5 - Le problème grassois

6 - Conclusion

 

Ce « billet » fait suite à la demande d'un conseiller municipal de Grasse qui m'a avoué ne pas être au fait des problèmes de relations entre une municipalité et les associations qu'elle subventionne. Mon précédent billet (3.1.2019) lui a mis la puce à l'oreille. Sa démarche mérite d'être saluée. Je ne suis pas expert, mais peut-être les lignes qui suivent seront-elles suffisantes pour alerter nos élus grassois qui ne se sont jamais trop souciés de l'utilisation des quelque 2 millions d'Euros de subventions versés chaque année par la commune (mais il y a aussi les millions de l'agglo -la CAPG-, du département, de la région et de l'Etat).

 

1 - LA CONFIRMATION DE LA SUSPICION

Après un parcours du combattant et des mois de relances, quelques informations -quelques, seulement- me permettent d'affirmer que l'attribution et le contrôle des subventions à Grasse devraient faire l'objet d'un contrôle sérieux, ce qui n'est pas le cas depuis des années.

Faut-il sortir de Polytechnique pour comprendre que l'on est en droit de se poser des questions … et d'en poser aux conseillers municipaux qui votent les subventions ? Non ! Tout Homme doté de pouvoir de réflexion va pouvoir en juger par quelques exemples significatifs.

A partir de quelques rares documents, les surprises se multiplient et de grosses incohérences sont relevées en ce qui concerne les aides en €uros (sans compter les salles ou les stades).

Le Racing Club de Grasse (football), perçoit, bon an mal an, autour de 250.000 € de la ville, plus une dizaine de milliers d'€uros du département , ce qui représente un peu moins de 50 % de son budget.

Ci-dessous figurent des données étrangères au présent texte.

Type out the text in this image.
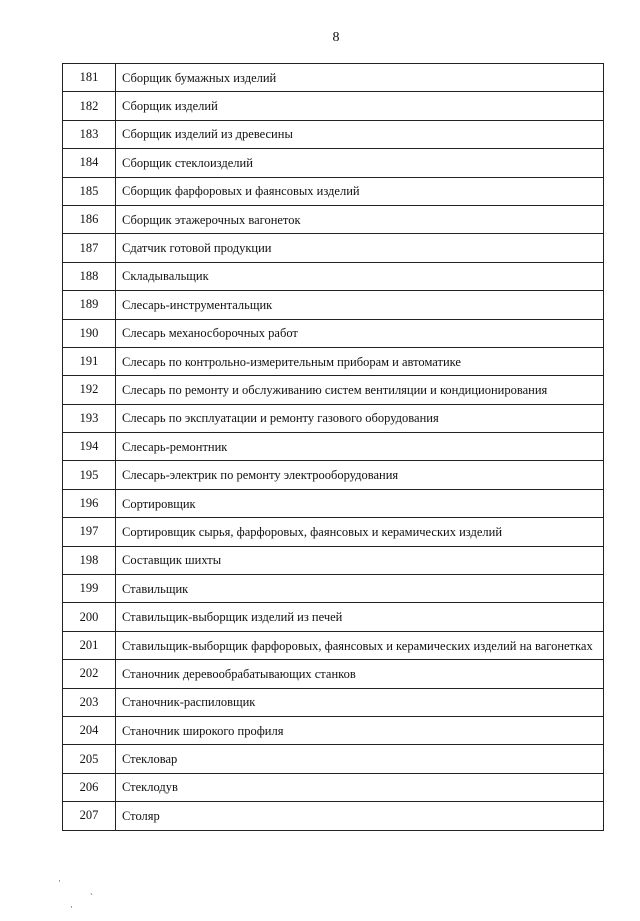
8
181	Сборщик бумажных изделий
182	Сборщик изделий
183	Сборщик изделий из древесины
184	Сборщик стеклоизделий
185	Сборщик фарфоровых и фаянсовых изделий
186	Сборщик этажерочных вагонеток
187	Сдатчик готовой продукции
188	Складывальщик
189	Слесарь-инструментальщик
190	Слесарь механосборочных работ
191	Слесарь по контрольно-измерительным приборам и автоматике
192	Слесарь по ремонту и обслуживанию систем вентиляции и кондиционирования
193	Слесарь по эксплуатации и ремонту газового оборудования
194	Слесарь-ремонтник
195	Слесарь-электрик по ремонту электрооборудования
196	Сортировщик
197	Сортировщик сырья, фарфоровых, фаянсовых и керамических изделий
198	Составщик шихты
199	Ставильщик
200	Ставильщик-выборщик изделий из печей
201	Ставильщик-выборщик фарфоровых, фаянсовых и керамических изделий на вагонетках
202	Станочник деревообрабатывающих станков
203	Станочник-распиловщик
204	Станочник широкого профиля
205	Стекловар
206	Стеклодув
207	Столяр
·
`
·
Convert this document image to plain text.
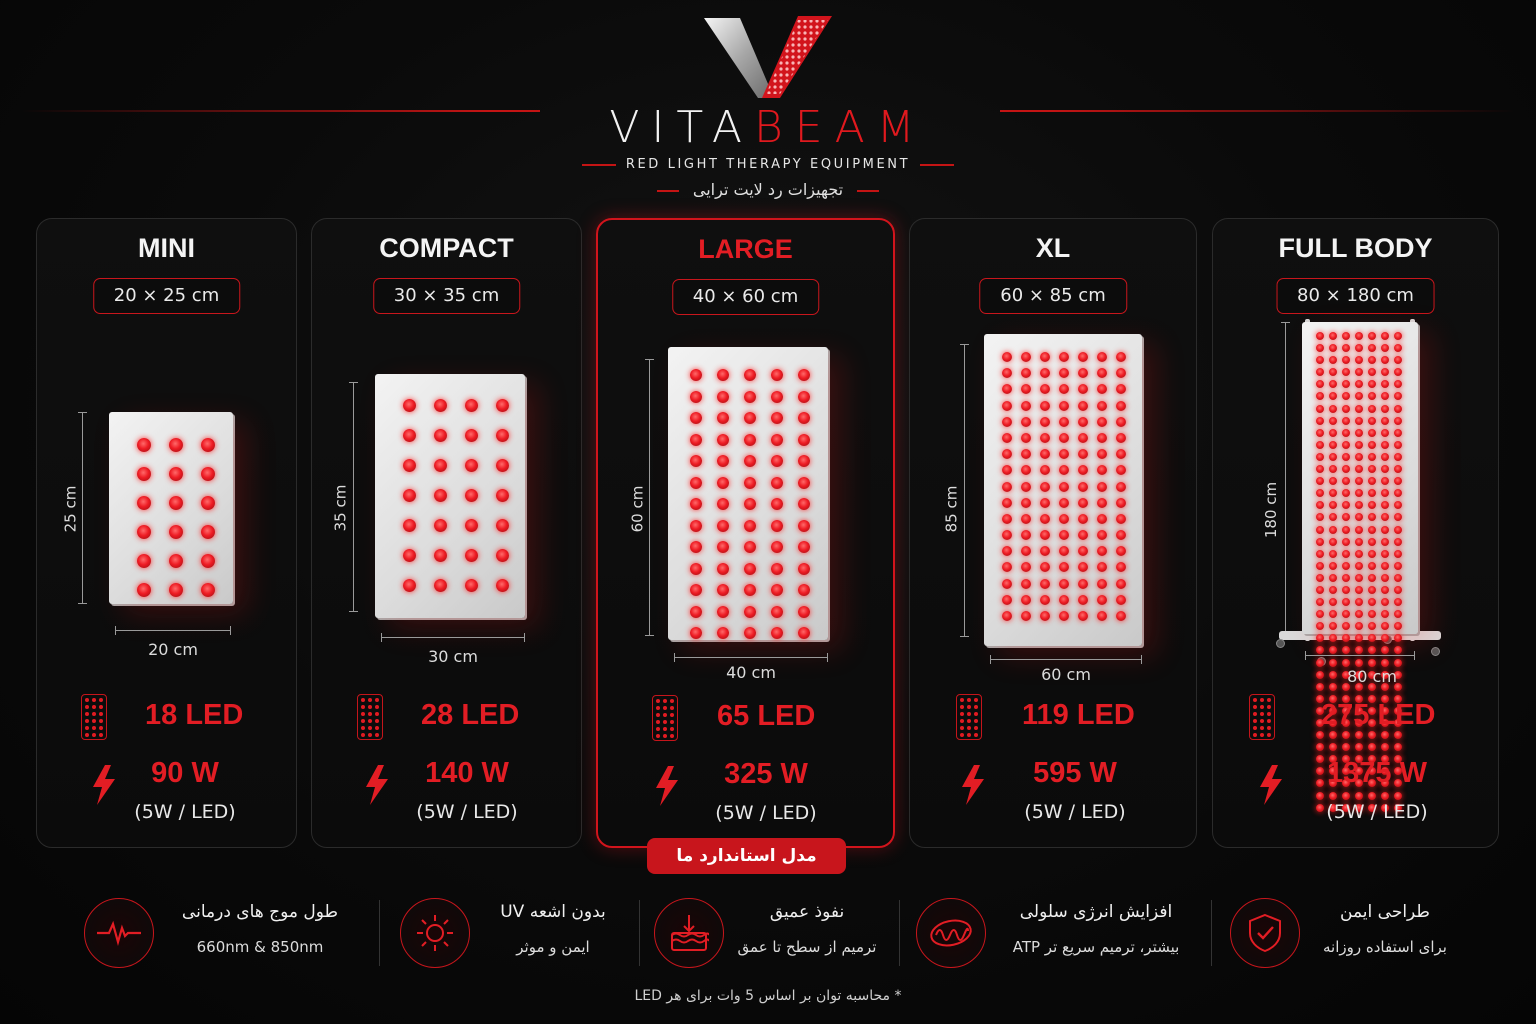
VITABEAM
RED LIGHT THERAPY EQUIPMENT
تجهیزات رد لایت ترایی
MINI
20 × 25 cm
25 cm
20 cm
18 LED
90 W
(5W / LED)
COMPACT
30 × 35 cm
35 cm
30 cm
28 LED
140 W
(5W / LED)
LARGE
40 × 60 cm
60 cm
40 cm
65 LED
325 W
(5W / LED)
مدل استاندارد ما
XL
60 × 85 cm
85 cm
60 cm
119 LED
595 W
(5W / LED)
FULL BODY
80 × 180 cm
180 cm
80 cm
275 LED
1375 W
(5W / LED)
طول موج های درمانی
660nm & 850nm
بدون اشعه UV
ایمن و موثر
نفوذ عمیق
ترمیم از سطح تا عمق
افزایش انرژی سلولی
ATP بیشتر، ترمیم سریع تر
طراحی ایمن
برای استفاده روزانه
* محاسبه توان بر اساس 5 وات برای هر LED
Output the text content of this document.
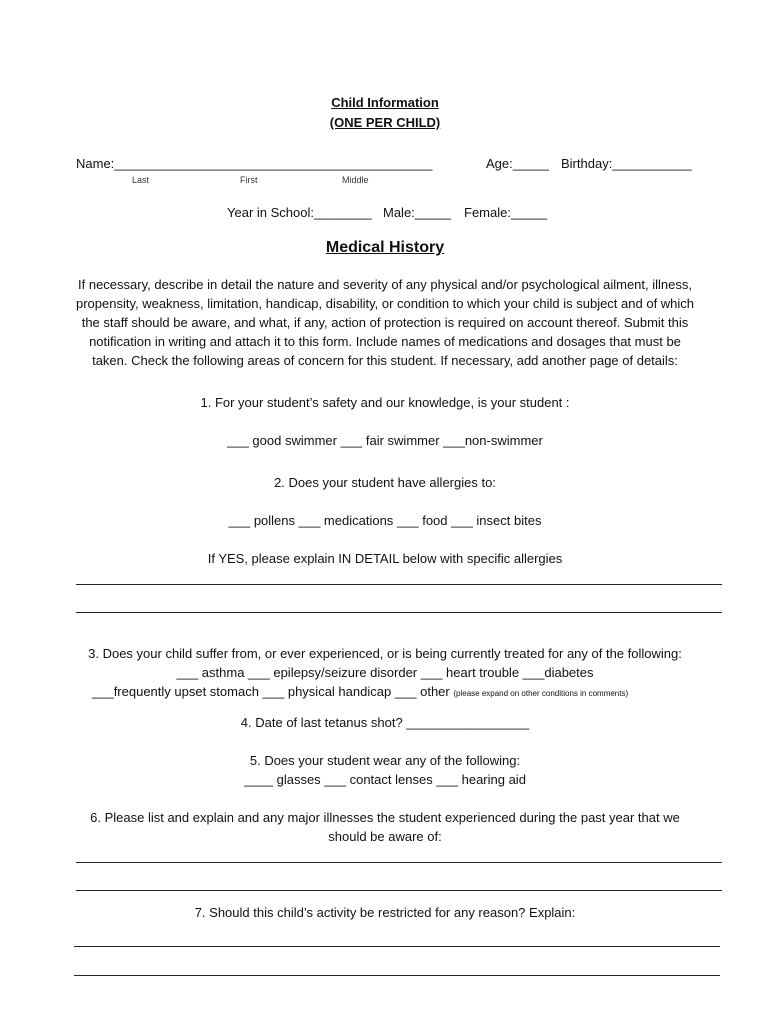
Child Information
(ONE PER CHILD)
Name:____________________________________________	Age:_____ Birthday:___________
Last	First	Middle
Year in School:________ Male:_____ Female:_____
Medical History
If necessary, describe in detail the nature and severity of any physical and/or psychological ailment, illness,
propensity, weakness, limitation, handicap, disability, or condition to which your child is subject and of which
the staff should be aware, and what, if any, action of protection is required on account thereof. Submit this
notification in writing and attach it to this form. Include names of medications and dosages that must be
taken. Check the following areas of concern for this student. If necessary, add another page of details:
1. For your student’s safety and our knowledge, is your student :
___ good swimmer ___ fair swimmer ___non-swimmer
2. Does your student have allergies to:
___ pollens ___ medications ___ food ___ insect bites
If YES, please explain IN DETAIL below with specific allergies
3. Does your child suffer from, or ever experienced, or is being currently treated for any of the following:
___ asthma ___ epilepsy/seizure disorder ___ heart trouble ___diabetes
___frequently upset stomach ___ physical handicap ___ other (please expand on other conditions in comments)
4. Date of last tetanus shot? _________________
5. Does your student wear any of the following:
____ glasses ___ contact lenses ___ hearing aid
6. Please list and explain and any major illnesses the student experienced during the past year that we
should be aware of:
7. Should this child’s activity be restricted for any reason? Explain:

Il y a 540 joueurs de tous âges sur 664 licenciés ( dont 124 dirigeants, arbitres et animateurs).

Informations issues du dossier de demande de subvention pour 2017/2018 :

Nombre de salariés équivalent temps plein : 1,75

Compte prévisionnel : rémunération de personnel: 311.370 € + charges sociales ; 30.000 €

La question : 1,75 salarié coûte 341.370 € dans l'année, soit 16.250 € par mois !!! Vrai ? Humm !!!

Dans le rapport de son AGO (assemblée générale ordinaire) du 21.10.2016, le trésorier note que « la montée en CFA² (…) induit un coût élevé en primes de match ».

Questions: 1- Une prime destinée aux joueurs ? Vraisemblablement et 2- Où sont enregistrées comptablement ces primes ? En rémunération du personnel  (voir ci-dessus) pour noyer le poisson ?

Le Rugby Olympique de Grasse a 68 joueurs « Loisirs » et 460 « compétition » soit environ 530 joueurs. Il y a 2 emplois à temps plein.

Dans un compte « prévisionnel » 2016/2017, qui semble mélanger prévision et réalisation, on relève:

Subventions de Grasse: 250.000 €, de la CAPG : 80.000 €, plus 65.500 € (Etat,région,département).

Ce compte présente un budget de quelque 995.000 €, dont les 40 % de subventions ci-dessus.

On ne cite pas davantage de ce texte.